The rejected contract for UAW members at John Deere would have given them immediate raises in their base pay of 5% to 6%, and additional wage increases later in the contract that could have increased average pay by about 20% over the six years of the rejected deal. It also eliminated a second lower tier of pay for some more recent hires of the company, bringing them up to the pay of other UAW members.
The average production worker at Deere made about $60,000 last year, and could end this contract earning about $72,000.
Among the features of the rejected contract was the return of a cost of living adjustment — once a common feature of union contracts that has become rare in recent years. But it could have been lucrative at a time that inflation is running at levels not seen for decades. It also included improvements in benefits, including an enhanced retirement bonus of up to $50,000.

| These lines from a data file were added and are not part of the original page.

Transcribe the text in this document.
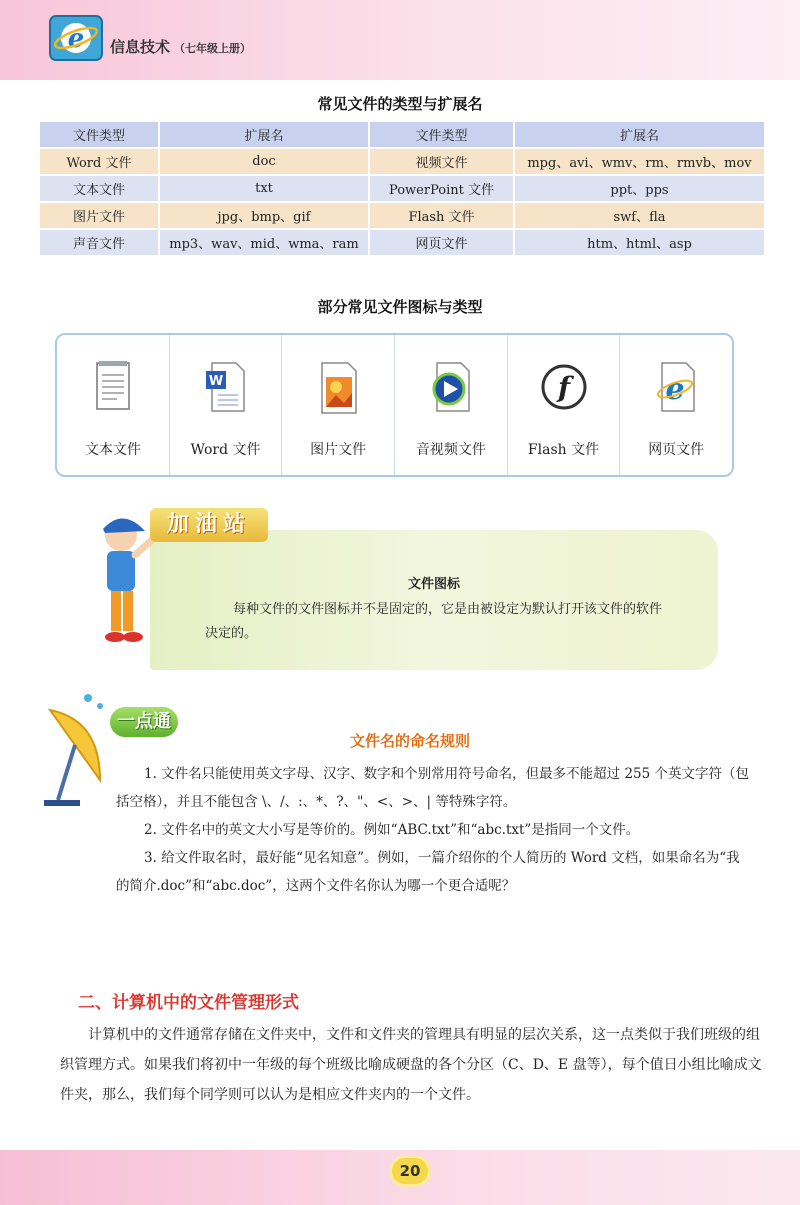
e 信息技术 （七年级上册）
常见文件的类型与扩展名
文件类型	扩展名	文件类型	扩展名
Word 文件	doc	视频文件	mpg、avi、wmv、rm、rmvb、mov
文本文件	txt	PowerPoint 文件	ppt、pps
图片文件	jpg、bmp、gif	Flash 文件	swf、fla
声音文件	mp3、wav、mid、wma、ram	网页文件	htm、html、asp
部分常见文件图标与类型
文本文件
W
Word 文件	图片文件	音视频文件
f
Flash 文件
e
网页文件
加油站
文件图标
每种文件的文件图标并不是固定的，它是由被设定为默认打开该文件的软件决定的。
一点通
文件名的命名规则

1. 文件名只能使用英文字母、汉字、数字和个别常用符号命名，但最多不能超过 255 个英文字符（包括空格），并且不能包含 \、/、:、*、?、"、<、>、| 等特殊字符。

2. 文件名中的英文大小写是等价的。例如“ABC.txt”和“abc.txt”是指同一个文件。

3. 给文件取名时，最好能“见名知意”。例如，一篇介绍你的个人简历的 Word 文档，如果命名为“我的简介.doc”和“abc.doc”，这两个文件名你认为哪一个更合适呢？

二、计算机中的文件管理形式

计算机中的文件通常存储在文件夹中，文件和文件夹的管理具有明显的层次关系，这一点类似于我们班级的组织管理方式。如果我们将初中一年级的每个班级比喻成硬盘的各个分区（C、D、E 盘等），每个值日小组比喻成文件夹，那么，我们每个同学则可以认为是相应文件夹内的一个文件。

20
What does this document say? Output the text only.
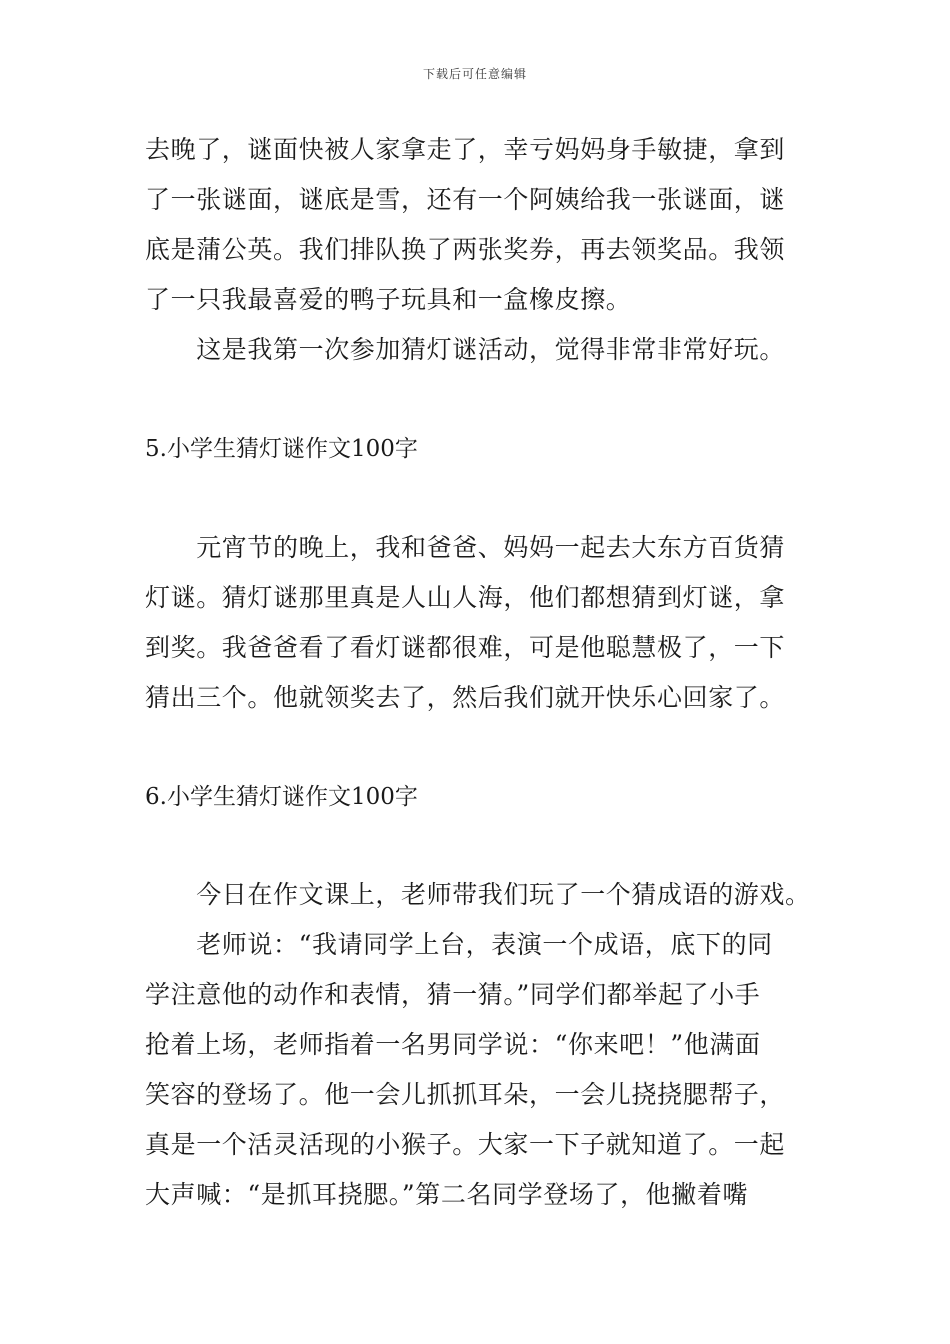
下载后可任意编辑
去晚了，谜面快被人家拿走了，幸亏妈妈身手敏捷，拿到
了一张谜面，谜底是雪，还有一个阿姨给我一张谜面，谜
底是蒲公英。我们排队换了两张奖券，再去领奖品。我领
了一只我最喜爱的鸭子玩具和一盒橡皮擦。
　　这是我第一次参加猜灯谜活动，觉得非常非常好玩。
5.小学生猜灯谜作文100字
　　元宵节的晚上，我和爸爸、妈妈一起去大东方百货猜
灯谜。猜灯谜那里真是人山人海，他们都想猜到灯谜，拿
到奖。我爸爸看了看灯谜都很难，可是他聪慧极了，一下
猜出三个。他就领奖去了，然后我们就开快乐心回家了。
6.小学生猜灯谜作文100字
　　今日在作文课上，老师带我们玩了一个猜成语的游戏。
　　老师说：“我请同学上台，表演一个成语，底下的同
学注意他的动作和表情，猜一猜。”同学们都举起了小手
抢着上场，老师指着一名男同学说：“你来吧！”他满面
笑容的登场了。他一会儿抓抓耳朵，一会儿挠挠腮帮子，
真是一个活灵活现的小猴子。大家一下子就知道了。一起
大声喊：“是抓耳挠腮。”第二名同学登场了，他撇着嘴
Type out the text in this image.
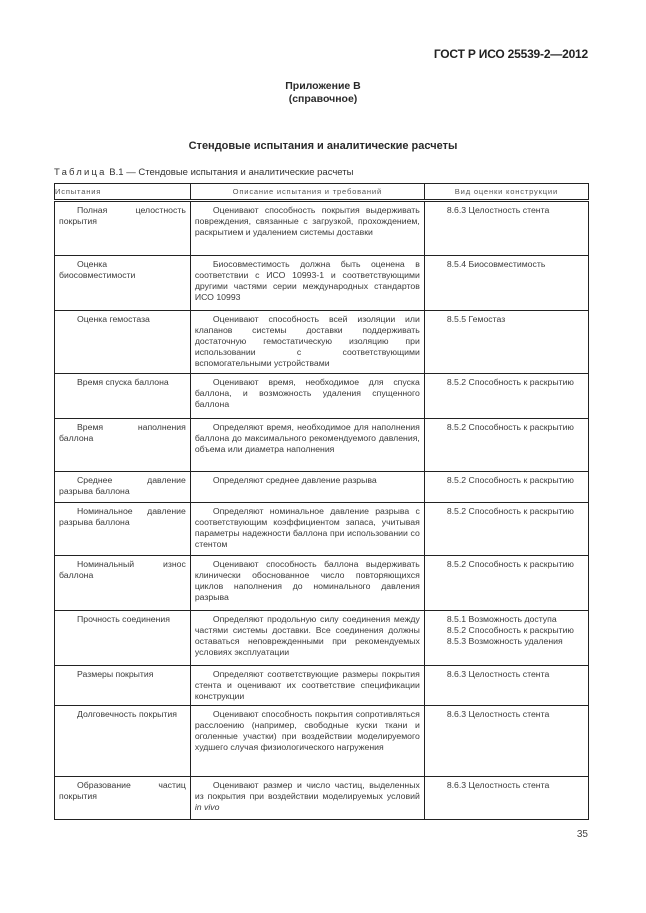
ГОСТ Р ИСО 25539-2—2012
Приложение В
(справочное)
Стендовые испытания и аналитические расчеты
Таблица В.1 — Стендовые испытания и аналитические расчеты
Испытания	Описание испытания и требований	Вид оценки конструкции
Полная целостность покрытия	Оценивают способность покрытия выдерживать повреждения, связанные с загрузкой, прохождением, раскрытием и удалением системы доставки	8.6.3 Целостность стента

Оценка биосовместимости	Биосовместимость должна быть оценена в соответствии с ИСО 10993-1 и соответствующими другими частями серии международных стандартов ИСО 10993	8.5.4 Биосовместимость

Оценка гемостаза	Оценивают способность всей изоляции или клапанов системы доставки поддерживать достаточную гемостатическую изоляцию при использовании с соответствующими вспомогательными устройствами	8.5.5 Гемостаз

Время спуска баллона	Оценивают время, необходимое для спуска баллона, и возможность удаления спущенного баллона	8.5.2 Способность к раскрытию

Время наполнения баллона	Определяют время, необходимое для наполнения баллона до максимального рекомендуемого давления, объема или диаметра наполнения	8.5.2 Способность к раскрытию

Среднее давление разрыва баллона	Определяют среднее давление разрыва	8.5.2 Способность к раскрытию

Номинальное давление разрыва баллона	Определяют номинальное давление разрыва с соответствующим коэффициентом запаса, учитывая параметры надежности баллона при использовании со стентом	8.5.2 Способность к раскрытию

Номинальный износ баллона	Оценивают способность баллона выдерживать клинически обоснованное число повторяющихся циклов наполнения до номинального давления разрыва	8.5.2 Способность к раскрытию

Прочность соединения	Определяют продольную силу соединения между частями системы доставки. Все соединения должны оставаться неповрежденными при рекомендуемых условиях эксплуатации	8.5.1 Возможность доступа
8.5.2 Способность к раскрытию
8.5.3 Возможность удаления

Размеры покрытия	Определяют соответствующие размеры покрытия стента и оценивают их соответствие спецификации конструкции	8.6.3 Целостность стента

Долговечность покрытия	Оценивают способность покрытия сопротивляться расслоению (например, свободные куски ткани и оголенные участки) при воздействии моделируемого худшего случая физиологического нагружения	8.6.3 Целостность стента

Образование частиц покрытия	Оценивают размер и число частиц, выделенных из покрытия при воздействии моделируемых условий in vivo	8.6.3 Целостность стента
35
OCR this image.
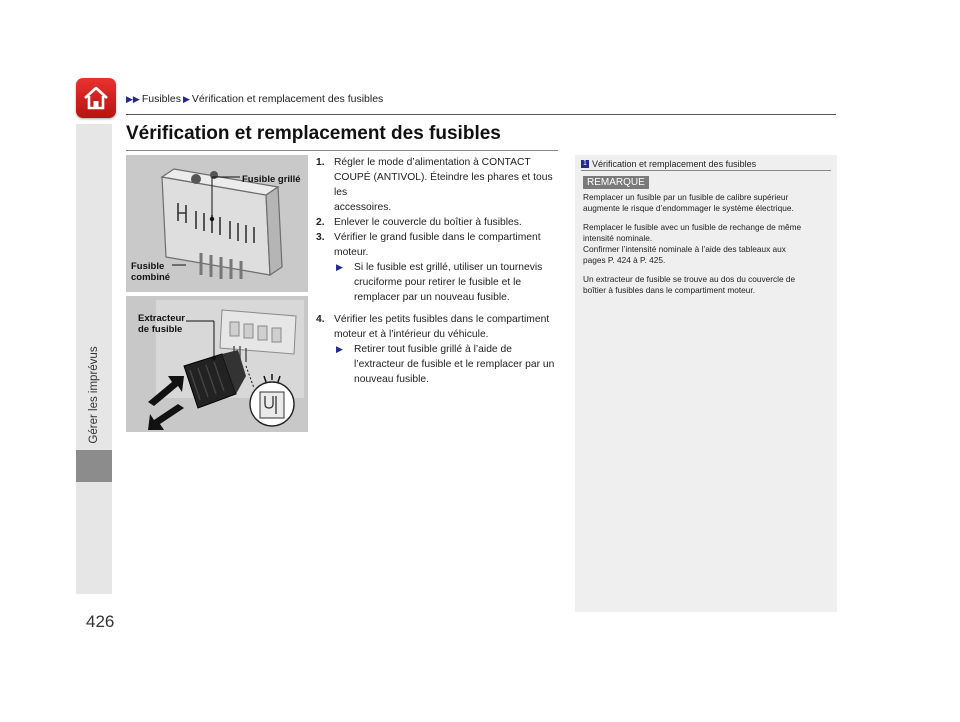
Gérer les imprévus
▶▶ Fusibles ▶ Vérification et remplacement des fusibles
Vérification et remplacement des fusibles
Fusible grillé
Fusible
combiné
Extracteur
de fusible
1. Régler le mode d’alimentation à CONTACT
COUPÉ (ANTIVOL). Éteindre les phares et tous les
accessoires.
2. Enlever le couvercle du boîtier à fusibles.
3. Vérifier le grand fusible dans le compartiment
moteur.
▶	Si le fusible est grillé, utiliser un tournevis
cruciforme pour retirer le fusible et le
remplacer par un nouveau fusible.
4. Vérifier les petits fusibles dans le compartiment
moteur et à l’intérieur du véhicule.
▶	Retirer tout fusible grillé à l’aide de
l’extracteur de fusible et le remplacer par un
nouveau fusible.
1 Vérification et remplacement des fusibles
REMARQUE

Remplacer un fusible par un fusible de calibre supérieur
augmente le risque d’endommager le système électrique.

Remplacer le fusible avec un fusible de rechange de même
intensité nominale.
Confirmer l’intensité nominale à l’aide des tableaux aux
pages P. 424 à P. 425.

Un extracteur de fusible se trouve au dos du couvercle de
boîtier à fusibles dans le compartiment moteur.

426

But unlike the last two UAW contracts at Deere, which were negotiated during difficult times for the company, these negotiations took place at an especially good time for the company.
That might have made reaching an agreement that membership would embrace more difficult. The current financial success at Deere may have led some of the union members to believe they deserved an even better package than the one that was rejected, especially after less lucrative deals in the past.
Revenue for the first three quarters of Deere’s fiscal year rose to $32.7 billion, up 11% from the same period of 2019 ahead of the pandemic. Net income soared to a record $4.7 billion, up 84% on the same basis. The company was able to do so while dealing with many of the supply chain issues dogging the auto industry, and it was able to raise its outlook for full-year profits to as much as $5.9 billion.
The company has been hiring during the last year as well, as union-represented jobs at Deere climbed 19% since November 1 of 2020.
Shares of Deere are up 23% year-to-date, although Wednesday’s close was off 16% from where shares stood in early September.